O elo entre a teoria cognitiva e a teoria comportamental Pela teoria cognitiva, a dependência química resulta de uma interação complexa entre cognições (pensamentos, crenças, idéias, esquemas, valores, opiniões, expectativas e suposições); comportamentos; emoções; relacionamentos familiares e sociais; influências culturais; e processos biológicos e fisiológicos. A TC, obviamente, focaliza primordialmente os processos cognitivos. Estes, por sua vez, interagem com os sistemas emocionais, ambientais e fisiológicos, determinando se uma pessoa terá maior ou menor probabilidade de ser dependente.
A prática clínica da TC prescinde da teoria. Assim, a TC pode ser considerada a aplicação da teoria cognitiva de psicopatologia a um caso individual.Ela relaciona os vários transtornos psiquiátricos a variáveis cognitivas específicas e se fundamenta em diversos princípios formais e abrangentes. Na teoria da TC, a natureza e a função do processamento de informação e de atribuição de significados aos acontecimentos da realidade constituem a chave para entender o comportamento mal adaptado
A teoria comportamental da dependência química tem seu foco nas teorias do aprendizado social (condicionamento clássico, aprendizagem instrumental e modelagem), que será detalhado mais adiante. Entretanto, cognições e comportamentos têm intima relação.

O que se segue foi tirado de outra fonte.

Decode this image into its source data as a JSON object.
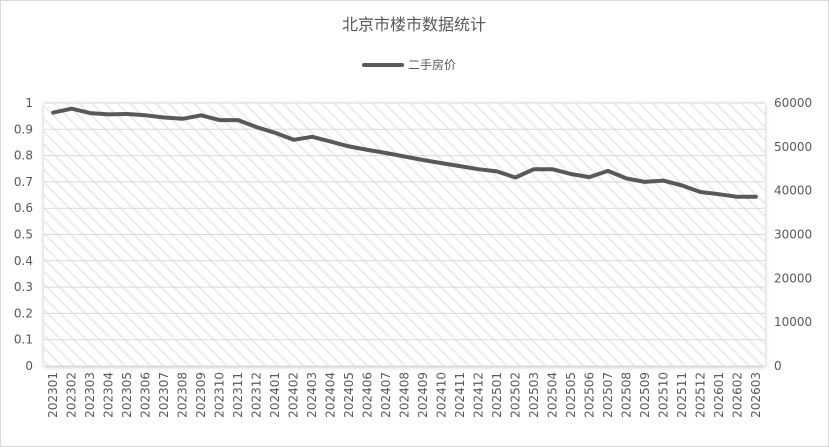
{
  "chart_data": {
    "type": "line",
    "title": "北京市楼市数据统计",
    "legend": {
      "position": "top",
      "entries": [
        "二手房价"
      ]
    },
    "grid": true,
    "x": [
      "202301",
      "202302",
      "202303",
      "202304",
      "202305",
      "202306",
      "202307",
      "202308",
      "202309",
      "202310",
      "202311",
      "202312",
      "202401",
      "202402",
      "202403",
      "202404",
      "202405",
      "202406",
      "202407",
      "202408",
      "202409",
      "202410",
      "202411",
      "202412",
      "202501",
      "202502",
      "202503",
      "202504",
      "202505",
      "202506",
      "202507",
      "202508",
      "202509",
      "202510",
      "202511",
      "202512",
      "202601",
      "202602",
      "202603"
    ],
    "y_left": {
      "ticks": [
        "0",
        "0.1",
        "0.2",
        "0.3",
        "0.4",
        "0.5",
        "0.6",
        "0.7",
        "0.8",
        "0.9",
        "1"
      ],
      "lim": [
        0,
        1
      ]
    },
    "y_right": {
      "ticks": [
        "0",
        "10000",
        "20000",
        "30000",
        "40000",
        "50000",
        "60000"
      ],
      "lim": [
        0,
        60000
      ]
    },
    "series": [
      {
        "name": "二手房价",
        "axis": "right",
        "color": "#595959",
        "values": [
          57800,
          58700,
          57700,
          57400,
          57500,
          57200,
          56700,
          56400,
          57200,
          56100,
          56100,
          54500,
          53200,
          51600,
          52300,
          51200,
          50100,
          49300,
          48600,
          47800,
          47000,
          46300,
          45600,
          44900,
          44400,
          43000,
          44900,
          44900,
          43800,
          43100,
          44500,
          42800,
          42000,
          42300,
          41200,
          39700,
          39200,
          38600,
          38600
        ]
      }
    ]
  }
}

A teoria cognitiva tem como uma de suas premissas básicas o fato de que a cognição tem primazia sobre a emoção e sobre o comportamento. Em outras palavras, para a teoria cognitiva, mais importante que a situação real são as cognições associadas a elas. São as avaliações atribuídas à situação específica que influenciam as emoções e os comportamentos. Além disso, no processo terapêutico, as mudanças cognitivas precedem as mudanças emocionais e comportamentais.
Embora haja significativas diferenças entre a teoria cognitiva e a teoria comportamental, tem sido debatido, ultimamente, que a teoria cognitiva constitui-se como unificadora para a psicoterapia e para a psicopatologia. A TC utiliza um conjunto de técnicas dentro do enquadre do modelo cognitivo da psicopatologia, mas utiliza também técnicas derivadas dos modelos comportamentais. Dada esta complexa relação, recomendamos que a Terapia Cognitiva, a Terapia Comportamental e, principalmente, a combinação delas, sejam aplicadas por profissionais devidamente treinados, com formação e que dominem o conhecimento teórico.
Já a Prevenção de Recaída e o Treinamento de Habilidade não consistem formalmente num modelo de terapia. A PR e o TH assentam-se nas teorias cognitivas e comportamentais e sua aplicação clínica baseia-se em técnicas mais aprimoradas para o comportamento de uso de drogas. Portanto, a PR e o TH são ideais para serem utilizados pelos psiquiatras gerais, com treinamento adequado, sem a necessidade da formação nem das supervisões recomendadas por Beck, no caso da TC e TCC.